The first officer in England to be charged with murder after shooting a suspect while on duty was cleared yesterday of unlawfully killing a car thief.
Constable Patrick Hodgson, 49, was found not guilty at the Old Bailey of both the murder and manslaughter of David Ewin, 38, in a busy London street. He had denied both murder and manslaughter of Mr Ewin who was shot in Barnes, south-west London in February 1995.
The officer was part of the crew of an armed response vehicle that had spotted the stolen Toyota sports car parked outside a shop.
Mr Ewin had shunted the stolen car back and forwards in an attempt to escape and had nearly crushed PC Hodgson in the process, the court heard. PC Hodgson, who has 20 years' service in the Metropolitan Police force, said the last thing he had wanted to do was shoot, but he believed his life and those of bystanders were in danger.
He fired his 9mm Glock handgun twice at Mr Ewin, who died later in hospital from major internal injuries.
"I had to steady myself holding the gun. My legs were getting a bit weak. I just managed to control shaking," the constable had told the jury.
John Bevan QC, for the prosecution, alleged that Mr Hodgson had other options and did not need to fire.

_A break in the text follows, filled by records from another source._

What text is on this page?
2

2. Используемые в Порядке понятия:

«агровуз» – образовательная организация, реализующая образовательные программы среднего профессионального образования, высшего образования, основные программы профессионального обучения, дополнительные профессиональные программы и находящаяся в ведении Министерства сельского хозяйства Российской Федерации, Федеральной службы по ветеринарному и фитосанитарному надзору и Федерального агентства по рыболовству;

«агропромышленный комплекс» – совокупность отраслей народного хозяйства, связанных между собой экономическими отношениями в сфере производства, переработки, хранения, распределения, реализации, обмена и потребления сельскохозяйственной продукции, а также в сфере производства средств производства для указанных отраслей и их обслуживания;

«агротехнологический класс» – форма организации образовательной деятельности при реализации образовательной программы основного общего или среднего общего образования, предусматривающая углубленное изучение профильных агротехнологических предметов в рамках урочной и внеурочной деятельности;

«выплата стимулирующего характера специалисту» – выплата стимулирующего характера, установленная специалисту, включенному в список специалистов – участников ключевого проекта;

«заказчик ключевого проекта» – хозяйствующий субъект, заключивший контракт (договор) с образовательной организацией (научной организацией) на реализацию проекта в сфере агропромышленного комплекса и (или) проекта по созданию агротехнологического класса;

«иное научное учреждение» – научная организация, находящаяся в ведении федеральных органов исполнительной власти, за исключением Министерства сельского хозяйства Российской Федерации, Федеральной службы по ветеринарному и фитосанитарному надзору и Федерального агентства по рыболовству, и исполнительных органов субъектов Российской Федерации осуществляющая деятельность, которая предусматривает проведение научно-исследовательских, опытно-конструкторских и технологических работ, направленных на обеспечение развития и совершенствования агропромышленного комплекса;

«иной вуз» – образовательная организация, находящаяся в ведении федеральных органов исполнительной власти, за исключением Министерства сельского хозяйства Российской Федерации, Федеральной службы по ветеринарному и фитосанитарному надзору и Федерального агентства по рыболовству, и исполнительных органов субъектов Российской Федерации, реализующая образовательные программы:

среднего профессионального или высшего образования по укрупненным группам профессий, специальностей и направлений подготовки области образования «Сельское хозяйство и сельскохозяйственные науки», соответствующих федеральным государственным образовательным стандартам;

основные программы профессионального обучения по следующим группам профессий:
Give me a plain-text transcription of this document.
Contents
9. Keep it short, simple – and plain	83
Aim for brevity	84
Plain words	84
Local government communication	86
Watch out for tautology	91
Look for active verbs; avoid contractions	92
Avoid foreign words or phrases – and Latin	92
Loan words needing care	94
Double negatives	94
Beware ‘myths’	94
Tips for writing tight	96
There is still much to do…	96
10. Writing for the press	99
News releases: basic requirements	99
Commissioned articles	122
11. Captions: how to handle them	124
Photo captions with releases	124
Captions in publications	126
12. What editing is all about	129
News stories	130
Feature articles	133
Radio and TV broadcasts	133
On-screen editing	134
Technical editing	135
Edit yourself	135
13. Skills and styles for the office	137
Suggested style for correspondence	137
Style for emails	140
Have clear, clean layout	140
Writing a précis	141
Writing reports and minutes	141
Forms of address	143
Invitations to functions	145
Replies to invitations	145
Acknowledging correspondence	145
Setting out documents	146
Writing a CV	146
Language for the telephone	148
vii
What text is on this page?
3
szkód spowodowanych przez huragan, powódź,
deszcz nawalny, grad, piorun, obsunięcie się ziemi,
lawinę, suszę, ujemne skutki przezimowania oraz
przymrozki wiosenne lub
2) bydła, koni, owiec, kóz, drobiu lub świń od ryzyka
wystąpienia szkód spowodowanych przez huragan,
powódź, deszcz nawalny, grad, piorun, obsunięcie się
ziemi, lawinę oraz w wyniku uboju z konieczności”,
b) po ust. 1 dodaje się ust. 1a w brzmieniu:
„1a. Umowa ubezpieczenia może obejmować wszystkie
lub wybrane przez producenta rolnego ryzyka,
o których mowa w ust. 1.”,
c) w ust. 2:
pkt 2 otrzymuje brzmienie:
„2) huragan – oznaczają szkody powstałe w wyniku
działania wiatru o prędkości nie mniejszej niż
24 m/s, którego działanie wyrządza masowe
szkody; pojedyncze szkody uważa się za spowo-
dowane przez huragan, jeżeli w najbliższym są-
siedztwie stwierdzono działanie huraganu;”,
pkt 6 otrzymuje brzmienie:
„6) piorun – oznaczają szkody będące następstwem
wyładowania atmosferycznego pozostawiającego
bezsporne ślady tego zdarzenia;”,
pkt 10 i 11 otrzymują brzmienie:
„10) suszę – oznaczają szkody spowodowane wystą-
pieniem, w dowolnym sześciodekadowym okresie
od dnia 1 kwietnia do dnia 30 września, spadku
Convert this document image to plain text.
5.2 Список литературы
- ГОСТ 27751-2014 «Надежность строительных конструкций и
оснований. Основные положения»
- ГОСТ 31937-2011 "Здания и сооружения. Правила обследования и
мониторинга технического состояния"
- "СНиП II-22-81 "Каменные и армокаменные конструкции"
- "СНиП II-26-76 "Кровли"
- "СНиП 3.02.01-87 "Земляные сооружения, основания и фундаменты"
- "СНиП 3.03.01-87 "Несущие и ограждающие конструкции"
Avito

Mr Ewin who was high on drugs and drink at the time of the incident and was out on licence from a five-year term for armed robbery. He was a west London villain, known to the police for 20 years. His previous convictions included assaults, and theft of motor vehicles.
But Mr Hodgson knew nothing of this when he approached him - he believed he was a car thief.
It is the third time Mr Hodgson has faced trial after juries failed to return a verdict. Instructions to all armed police officers state that a gun may be fired only as a last resort.
An oral warning, designed to make the target give up, must be given when practicable. The usual words are: "Stop, armed police." They are trained to shoot at the torso.
Mr Ewin's mother, Jean, said yesterday: "People steal cars all the time. There was no need to shoot."
PC Hodgson's future is now being considered by the Metropolitan Police and the Police Complaints Authority.